Summary: Researchers have developed a compound capable of targeting and breaking down a post-transitionally modified protein associated with Alzheimer’s disease.
Source: American chemical society
Some diseases, including Alzheimer’s disease, are currently considered “incurable” because traditional small molecule drugs cannot interfere with disease-causing proteins. But a new technique that specifically targets and breaks down certain proteins — rather than just interfering with them — may offer a route to treatment.
Researchers reporting in AEC Core Sciences have, for the first time, designed a compound that targets and breaks down a post-translationally modified protein closely associated with Alzheimer’s disease.
Researchers have explored targeted protein degradation (TPD) as a means of reaching hard-to-treat proteins, namely those for which inhibitors or other conventional techniques fail.
Although these degraders showed initial promise, things can get complicated if the proteins undergo “post-processing” or post-translational modifications after they are formed. So far, no PDT technique has been able to target this type of protein.
A protein that it would be particularly advantageous to degrade is p38, involved in several cell signaling pathways and linked to the development of Alzheimer’s disease.
Although previous attempts to treat the disease focusing on p38 have been made – including a drug candidate that has gone through two phases of clinical trials – they have suffered from off-target effects and limited efficacy.
But like many proteins, p38 undergoes post-translational modifications, including phosphorylation, to form p-p38. This adds a phosphate group to the protein, activating it and changing its shape.
By focusing on this form instead, the treatment could be made more specific. Thus, Nam-Jung Kim, Kyung-Soo Inn, Jong Kil Lee and their colleagues wanted, for the first time, to create a protein degrader that could target and break down p-p38, and potentially offer a new route for the treatment of Alzheimer’s disease.
The team screened several p-p38-specific compounds, ultimately finding PRZ-18002, which selectively induces the degradation of p-p38 on similar proteins and its inactivated form. In fact, PRZ-18002 maintained its selectivity even when tested against 96 different p38-like protein kinases.
When administered to the brains of mouse models of Alzheimer’s disease, the compound downregulated the p38 pathway, improving cognitive abilities, including spatial reasoning, and disease-related brain chemistry, such as accumulation of beta-amyloid plaques.
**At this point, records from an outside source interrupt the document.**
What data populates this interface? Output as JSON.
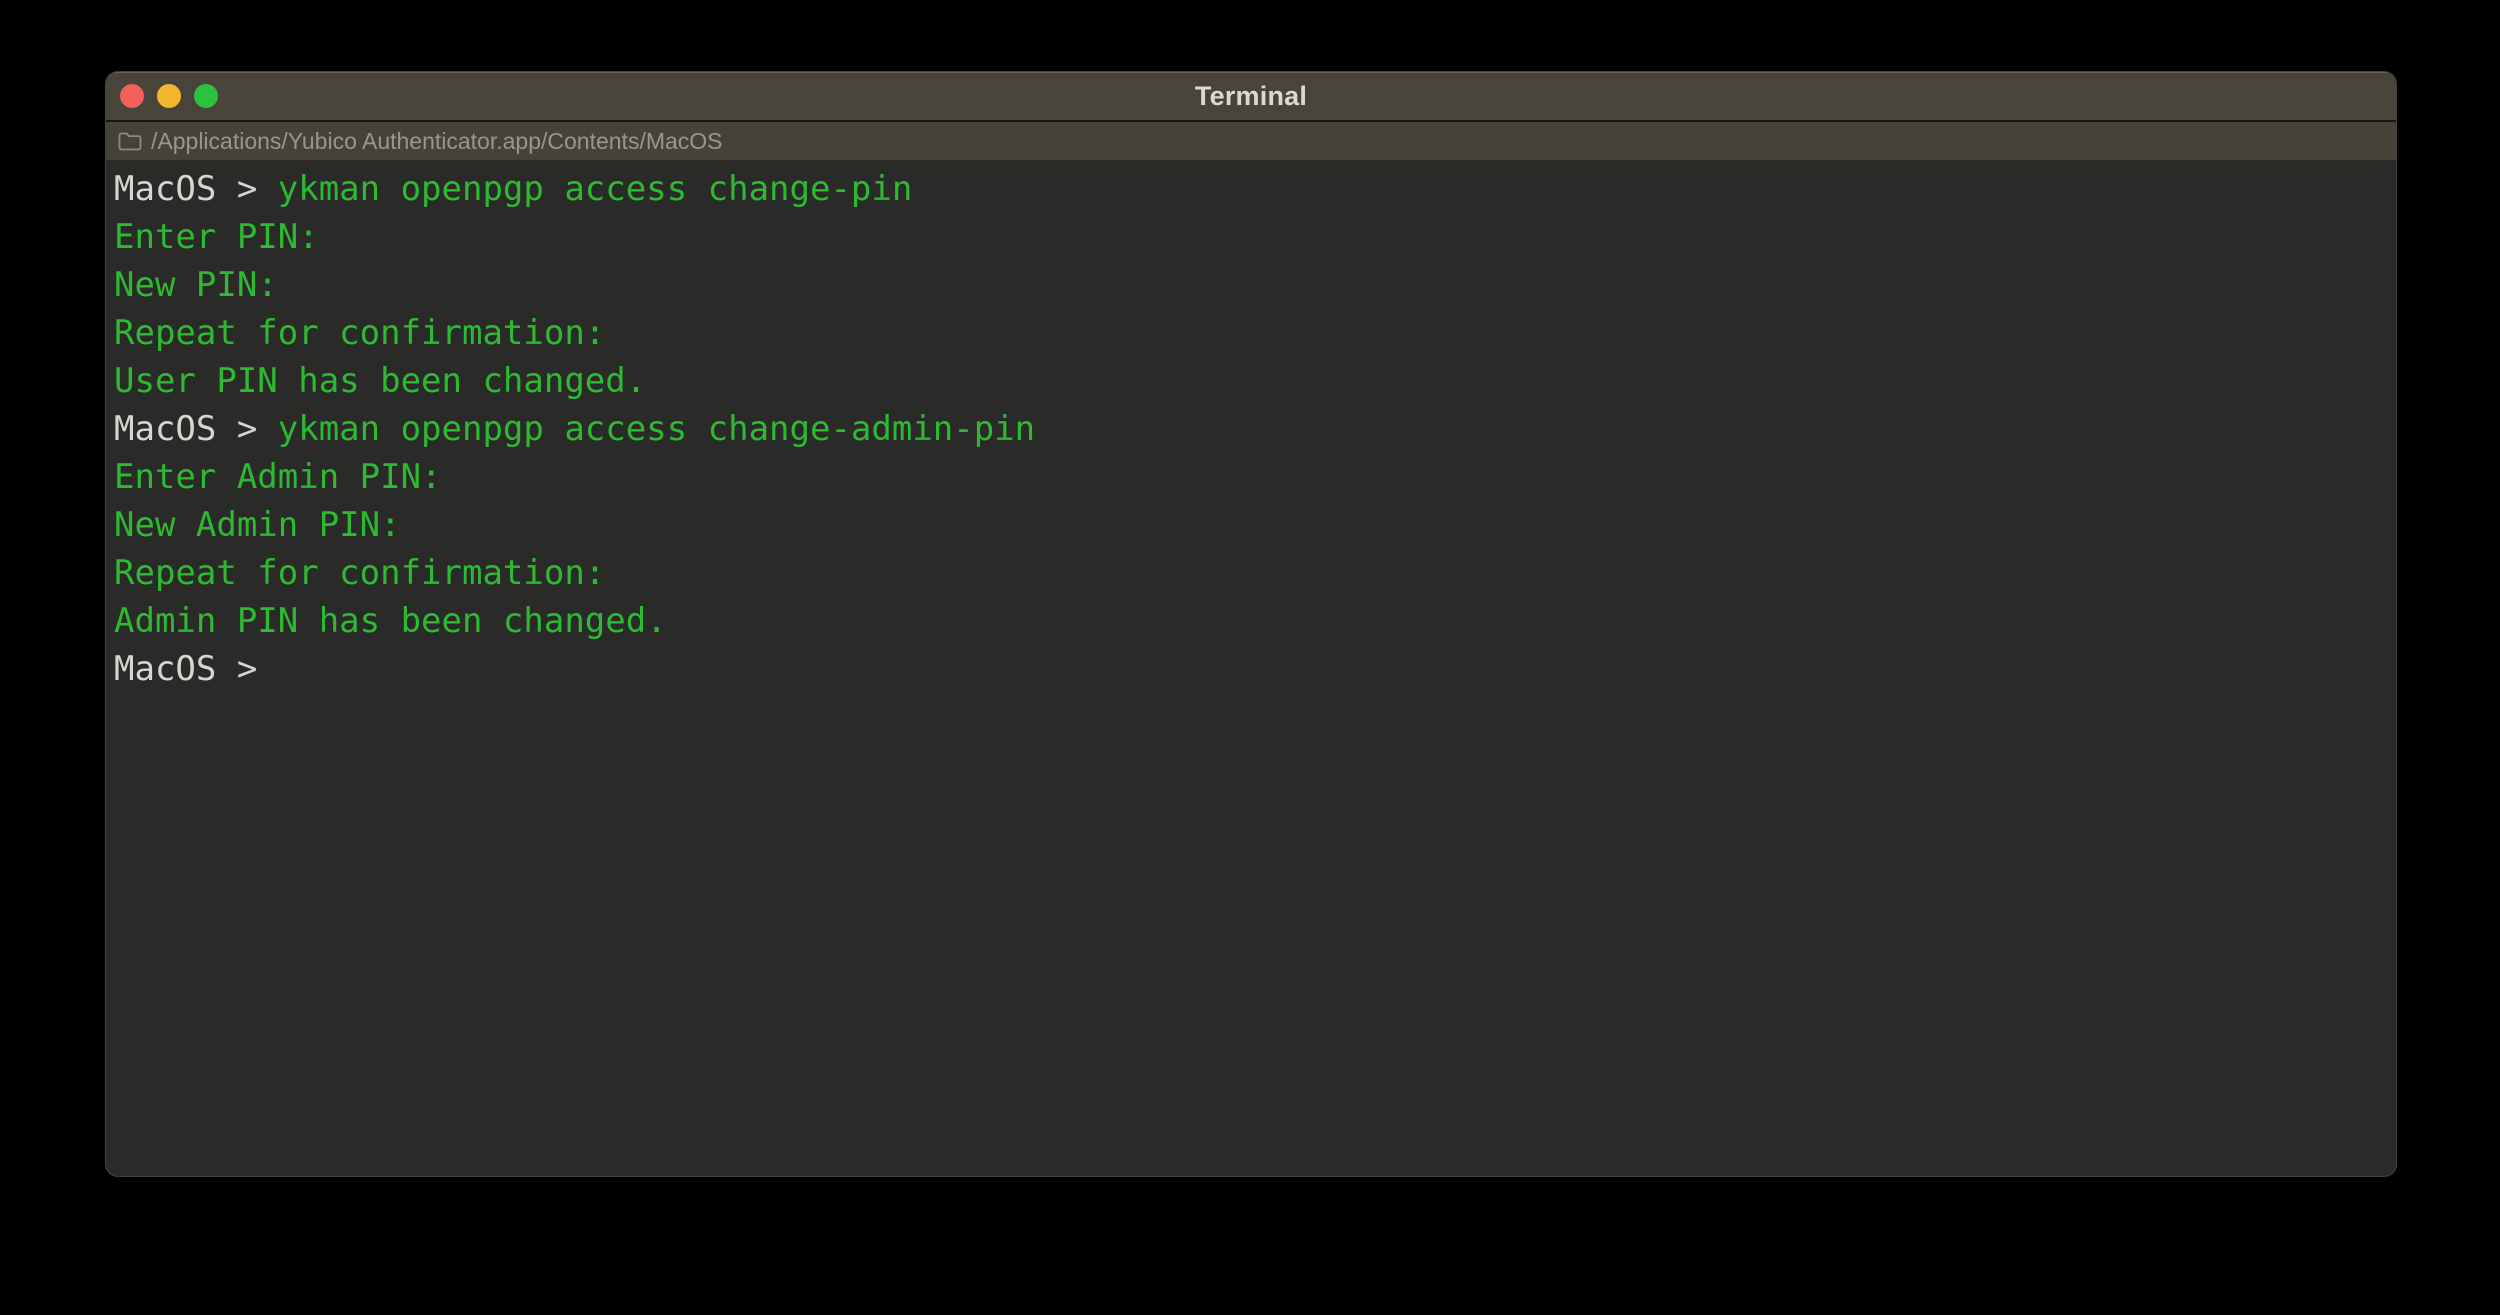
{
  "window": {
    "title": "Terminal",
    "traffic_lights": [
      {
        "name": "close",
        "color": "#f2605a"
      },
      {
        "name": "minimize",
        "color": "#f5b62f"
      },
      {
        "name": "zoom",
        "color": "#2bc33e"
      }
    ]
  },
  "tab_bar": {
    "path": "/Applications/Yubico Authenticator.app/Contents/MacOS"
  },
  "terminal": {
    "lines": [
      [
        {
          "text": "MacOS > ",
          "color": "prompt"
        },
        {
          "text": "ykman openpgp access change-pin",
          "color": "green"
        }
      ],
      [
        {
          "text": "Enter PIN:",
          "color": "green"
        }
      ],
      [
        {
          "text": "New PIN:",
          "color": "green"
        }
      ],
      [
        {
          "text": "Repeat for confirmation:",
          "color": "green"
        }
      ],
      [
        {
          "text": "User PIN has been changed.",
          "color": "green"
        }
      ],
      [
        {
          "text": "MacOS > ",
          "color": "prompt"
        },
        {
          "text": "ykman openpgp access change-admin-pin",
          "color": "green"
        }
      ],
      [
        {
          "text": "Enter Admin PIN:",
          "color": "green"
        }
      ],
      [
        {
          "text": "New Admin PIN:",
          "color": "green"
        }
      ],
      [
        {
          "text": "Repeat for confirmation:",
          "color": "green"
        }
      ],
      [
        {
          "text": "Admin PIN has been changed.",
          "color": "green"
        }
      ],
      [
        {
          "text": "MacOS > ",
          "color": "prompt"
        }
      ]
    ]
  },
  "colors": {
    "prompt": "#d5d5d2",
    "green": "#2eb933",
    "terminal_bg": "#2a2a28",
    "titlebar_bg": "#484439",
    "pathbar_bg": "#46423a",
    "title_text": "#dbd9d5",
    "path_text": "#9a968d"
  }
}
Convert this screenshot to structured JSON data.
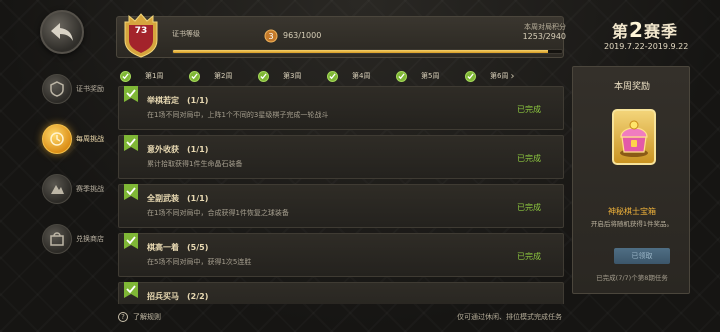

The researchers say this work could one day provide a new treatment for Alzheimer’s disease and open up opportunities for future treatments of other diseases that also involve modified proteins.
Funding: The authors acknowledge funding from the Korean Government National Research Foundation (MSIT) and the Basic Research Laboratory Program and Medical Research Center Program of the National Research Foundation funded by the Korean Ministry of Science, ICT and of the future.
About this Alzheimer’s disease research news
Author: Kate Cottingham
Source: American chemical society
Contact: Katie Cottingham – American Chemical Society
Picture: Image is in public domain
Original research: Free access.
“Chemical Reduction of Mitogen-Activated Phosphorylated Protein Kinase p38 (MAPK) as a Novel Approach for the Treatment of Alzheimer’s Disease” by Nam-Jung Kim et al. AEC Core Sciences
Chemical knockdown of mitogen-activated p38 phosphorylated protein kinase (MAPK) as a new approach for the treatment of Alzheimer’s disease
Targeted protein degradation (TPD) offers unique advantages over gene silencing in that it can induce selective degradation of disease-associated proteins attributed to pathological mutations or post-translational modifications (PTMs). ) outliers.
Here we report a protein degrader, PRZ-18002, that selectively binds to an active form of p38 MAPK. PRZ-18002 induces the degradation of phosphorylated p38 MAPK (p-p38) and a phosphomimetic mutant of p38 MAPK in a proteasome-dependent manner.
Since p38 MAPK activation plays a central role in the pathophysiology of Alzheimer’s disease (AD), selective degradation of p-p38 may be an attractive therapeutic option for the treatment of AD.
In the 5xFAD transgenic mouse model of AD, intranasal treatment with PRZ-18002 reduces p-p38 levels and attenuates microglia activation and beta-amyloid (Aβ) deposition, leading to subsequent improvement in l spatial learning and memory.
\ Collectively, our results suggest that PRZ-18002 ameliorates AD pathophysiology via the selective degradation of p-p38, highlighting a novel therapeutic modality of PDT that targets a specific PTM to induce selective degradation of the AD-associated protein. neurodegenerative disease.